The experience within the four walls is what sets one restaurant apart from any other. Try something new to get people talking and, more importantly, sharing on social media. Some restaurants are spending tens of thousands of dollars on custom-built tables and lighting set-ups especially for Instagram-savvy diners. Belfast restaurant Town Square introduced a new menu in April 2017 in addition to its standard menu, in order to cater to consumers keen to try something new. Items included toasted marshmallows, which customers would roast on a mini campfire delivered to their table.

“Foodservice operators would do well to keep up with social media sites, particularly Instagram and Pinterest, where sharing of food and drink photos is more prevalent,” said Aisling Kearney, Mintel. “Instagram and Pinterest are among the top media networks used by consumers, but Snapchat is also gaining traction, with one in four consumers using it regularly.”


Technology can be a big drawcard for diners, but restaurant owners should be careful not to get carried away by adopting every new trend that reaches their ears. Kiosks and self-service ordering are all the rage in QSR, but how well will it translate to table-service dining? One Tree Grill in Auckland uses iPad menus, but orders are still taken through human wait staff. Human interaction is what defines table service dining, and a good experience with a staff member can be the highlight of a customer’s meal.

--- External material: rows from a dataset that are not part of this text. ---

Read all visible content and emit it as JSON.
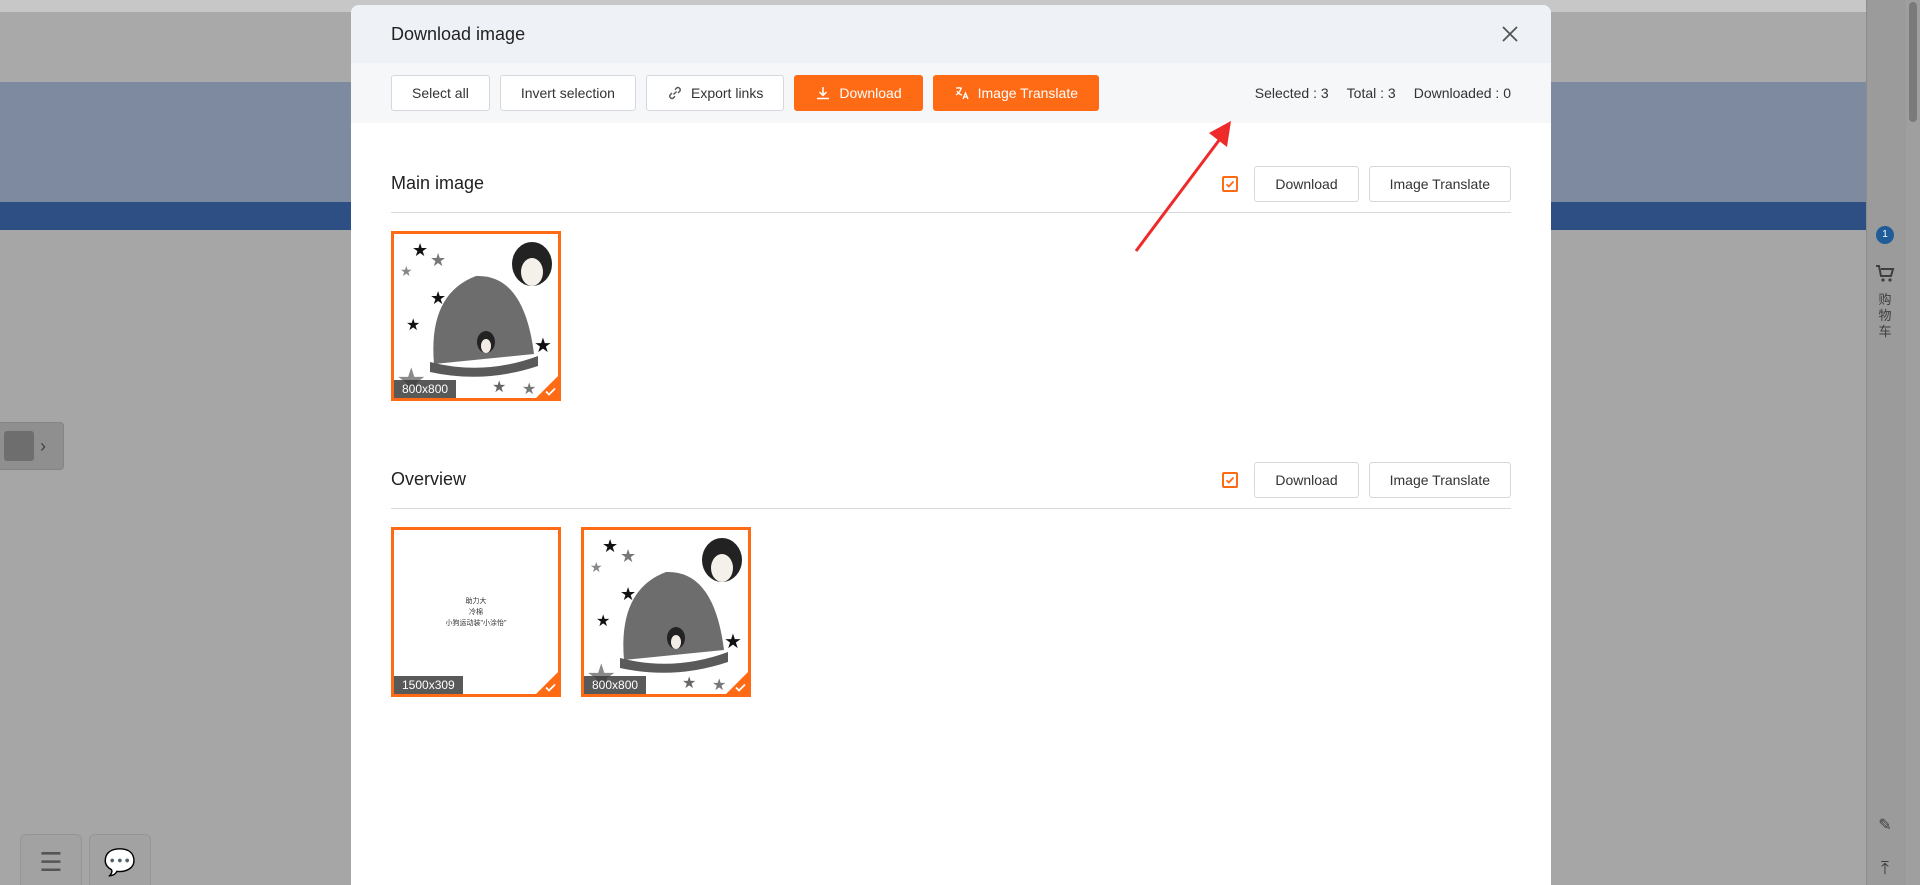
{
  "modal": {
    "title": "Download image"
  },
  "toolbar": {
    "select_all": "Select all",
    "invert_selection": "Invert selection",
    "export_links": "Export links",
    "download": "Download",
    "image_translate": "Image Translate"
  },
  "stats": {
    "selected": "Selected : 3",
    "total": "Total : 3",
    "downloaded": "Downloaded : 0"
  },
  "sections": [
    {
      "title": "Main image",
      "download": "Download",
      "image_translate": "Image Translate",
      "images": [
        {
          "dimensions": "800x800"
        }
      ]
    },
    {
      "title": "Overview",
      "download": "Download",
      "image_translate": "Image Translate",
      "images": [
        {
          "dimensions": "1500x309",
          "lines": [
            "助力大",
            "冷棉",
            "小狗运动装\"小涂怡\""
          ]
        },
        {
          "dimensions": "800x800"
        }
      ]
    }
  ],
  "sidebar": {
    "badge": "1",
    "cart_label": "购物车"
  },
  "colors": {
    "accent": "#ff6a14",
    "arrow": "#ee2a2a"
  }
}
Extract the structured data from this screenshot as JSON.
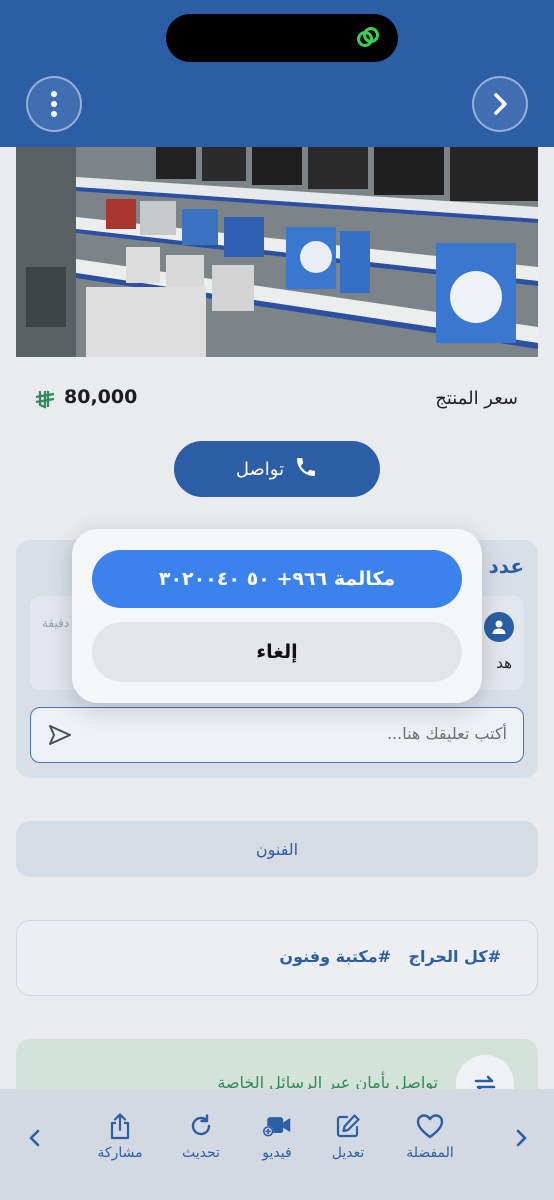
{
  "header": {
    "back_icon": "chevron-right-icon",
    "menu_icon": "more-vertical-icon",
    "island_icon": "link-icon"
  },
  "product": {
    "price_label": "سعر المنتج",
    "price_value": "80,000",
    "currency_icon": "saudi-riyal-icon",
    "contact_label": "تواصل",
    "contact_icon": "phone-icon"
  },
  "comments": {
    "title": "عدد",
    "time": "دقيقة",
    "text": "هد",
    "input_placeholder": "أكتب تعليقك هنا..."
  },
  "category": {
    "label": "الفنون"
  },
  "tags": [
    "#كل الحراج",
    "#مكتبة وفنون"
  ],
  "safe_message": {
    "text": "تواصل بأمان عبر الرسائل الخاصة"
  },
  "toolbar": {
    "favorite": "المفضلة",
    "edit": "تعديل",
    "video": "فيديو",
    "refresh": "تحديث",
    "share": "مشاركة"
  },
  "action_sheet": {
    "call_label": "مكالمة ٩٦٦+ ٥٠ ٣٠٢٠٠٤٠",
    "cancel_label": "إلغاء"
  },
  "colors": {
    "primary": "#2c5ea6",
    "call_button": "#3b82ec",
    "safe_text": "#2f8a55"
  }
}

It should go without saying, but the importance of fast and efficient service cannot be downplayed. The most common complaints consumers have with restaurants, and are most likely to share, are slow service, cold food, and orders that disappear into the ether. A free bowl of chips won’t always placate hungry customers, so impress upon your staff the importance of accuracy.

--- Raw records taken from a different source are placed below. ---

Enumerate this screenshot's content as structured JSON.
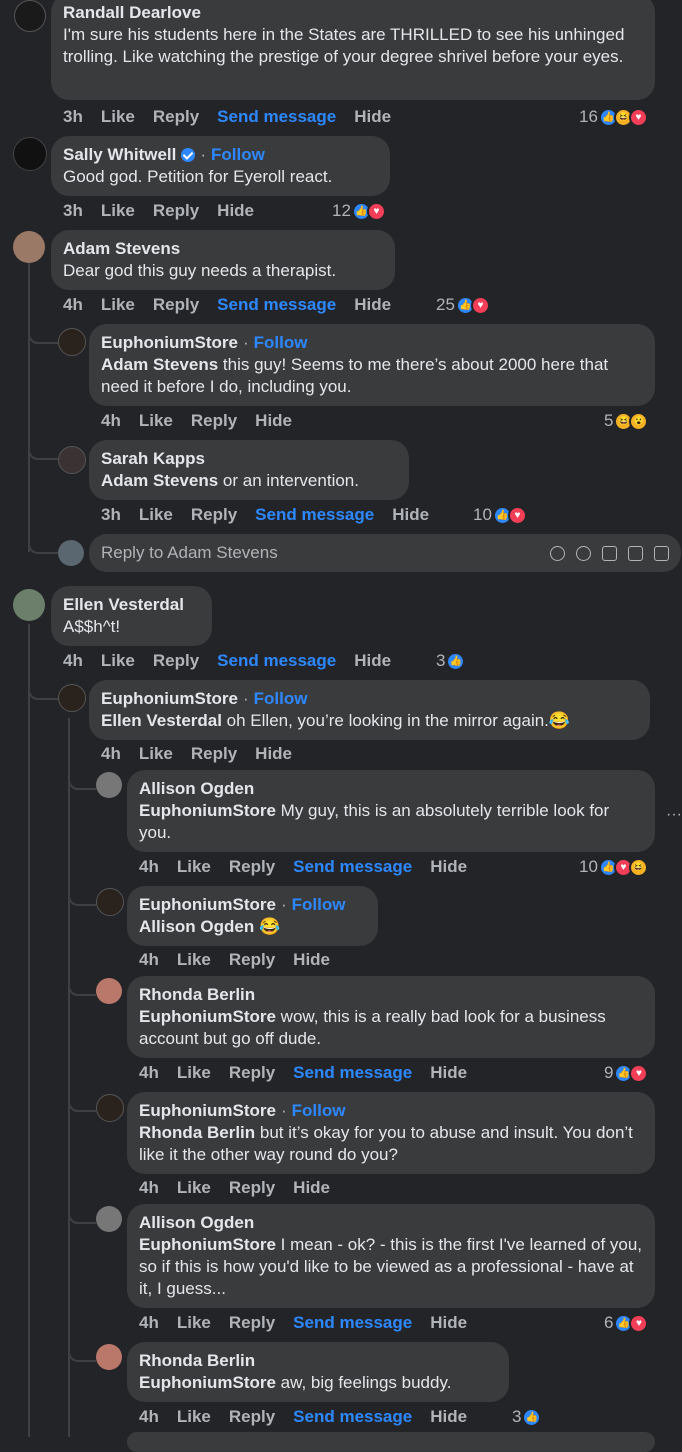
{
  "comments": [
    {
      "name": "Randall Dearlove",
      "text": "I'm sure his students here in the States are THRILLED to see his unhinged trolling. Like watching the prestige of your degree shrivel before your eyes.",
      "time": "3h",
      "like": "Like",
      "reply": "Reply",
      "send": "Send message",
      "hide": "Hide",
      "reactions": "16"
    },
    {
      "name": "Sally Whitwell",
      "follow": "Follow",
      "text": "Good god. Petition for Eyeroll react.",
      "time": "3h",
      "like": "Like",
      "reply": "Reply",
      "hide": "Hide",
      "reactions": "12"
    },
    {
      "name": "Adam Stevens",
      "text": "Dear god this guy needs a therapist.",
      "time": "4h",
      "like": "Like",
      "reply": "Reply",
      "send": "Send message",
      "hide": "Hide",
      "reactions": "25"
    },
    {
      "name": "EuphoniumStore",
      "follow": "Follow",
      "mention": "Adam Stevens",
      "text": " this guy! Seems to me there’s about 2000 here that need it before I do, including you.",
      "time": "4h",
      "like": "Like",
      "reply": "Reply",
      "hide": "Hide",
      "reactions": "5"
    },
    {
      "name": "Sarah Kapps",
      "mention": "Adam Stevens",
      "text": " or an intervention.",
      "time": "3h",
      "like": "Like",
      "reply": "Reply",
      "send": "Send message",
      "hide": "Hide",
      "reactions": "10"
    },
    {
      "name": "Ellen Vesterdal",
      "text": "A$$h^t!",
      "time": "4h",
      "like": "Like",
      "reply": "Reply",
      "send": "Send message",
      "hide": "Hide",
      "reactions": "3"
    },
    {
      "name": "EuphoniumStore",
      "follow": "Follow",
      "mention": "Ellen Vesterdal",
      "text": " oh Ellen, you’re looking in the mirror again.😂",
      "time": "4h",
      "like": "Like",
      "reply": "Reply",
      "hide": "Hide"
    },
    {
      "name": "Allison Ogden",
      "mention": "EuphoniumStore",
      "text": " My guy, this is an absolutely terrible look for you.",
      "time": "4h",
      "like": "Like",
      "reply": "Reply",
      "send": "Send message",
      "hide": "Hide",
      "reactions": "10"
    },
    {
      "name": "EuphoniumStore",
      "follow": "Follow",
      "mention": "Allison Ogden",
      "text": " 😂",
      "time": "4h",
      "like": "Like",
      "reply": "Reply",
      "hide": "Hide"
    },
    {
      "name": "Rhonda Berlin",
      "mention": "EuphoniumStore",
      "text": " wow, this is a really bad look for a business account but go off dude.",
      "time": "4h",
      "like": "Like",
      "reply": "Reply",
      "send": "Send message",
      "hide": "Hide",
      "reactions": "9"
    },
    {
      "name": "EuphoniumStore",
      "follow": "Follow",
      "mention": "Rhonda Berlin",
      "text": " but it’s okay for you to abuse and insult. You don’t like it the other way round do you?",
      "time": "4h",
      "like": "Like",
      "reply": "Reply",
      "hide": "Hide"
    },
    {
      "name": "Allison Ogden",
      "mention": "EuphoniumStore",
      "text": " I mean - ok? - this is the first I've learned of you, so if this is how you'd like to be viewed as a professional - have at it, I guess...",
      "time": "4h",
      "like": "Like",
      "reply": "Reply",
      "send": "Send message",
      "hide": "Hide",
      "reactions": "6"
    },
    {
      "name": "Rhonda Berlin",
      "mention": "EuphoniumStore",
      "text": " aw, big feelings buddy.",
      "time": "4h",
      "like": "Like",
      "reply": "Reply",
      "send": "Send message",
      "hide": "Hide",
      "reactions": "3"
    }
  ],
  "reply_box": {
    "placeholder": "Reply to Adam Stevens"
  },
  "dot_sep": "·",
  "colors": {
    "background": "#232427",
    "bubble": "#3a3b3c",
    "link": "#2d88ff",
    "like": "#2d88ff",
    "love": "#f33e58",
    "haha": "#f7b125"
  }
}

It’s no longer an abstract theory – the almost immediate uptake of UberEats has proven that customers, particularly millennials, prefer to eat at home. Some restaurant owners are reluctant to take the plunge. Delivery companies say they will accept responsibility for cold or damaged food, but users will still use the service – they’ll just buy food from somewhere else. There’s no need to put an entire menu on UberEats – indeed, most don’t, citing poor profit margins from the service – so curate the online offering to make sure that what leaves your door will still be a top-quality product by the time it reaches the customer. If it won’t travel well, don’t offer it.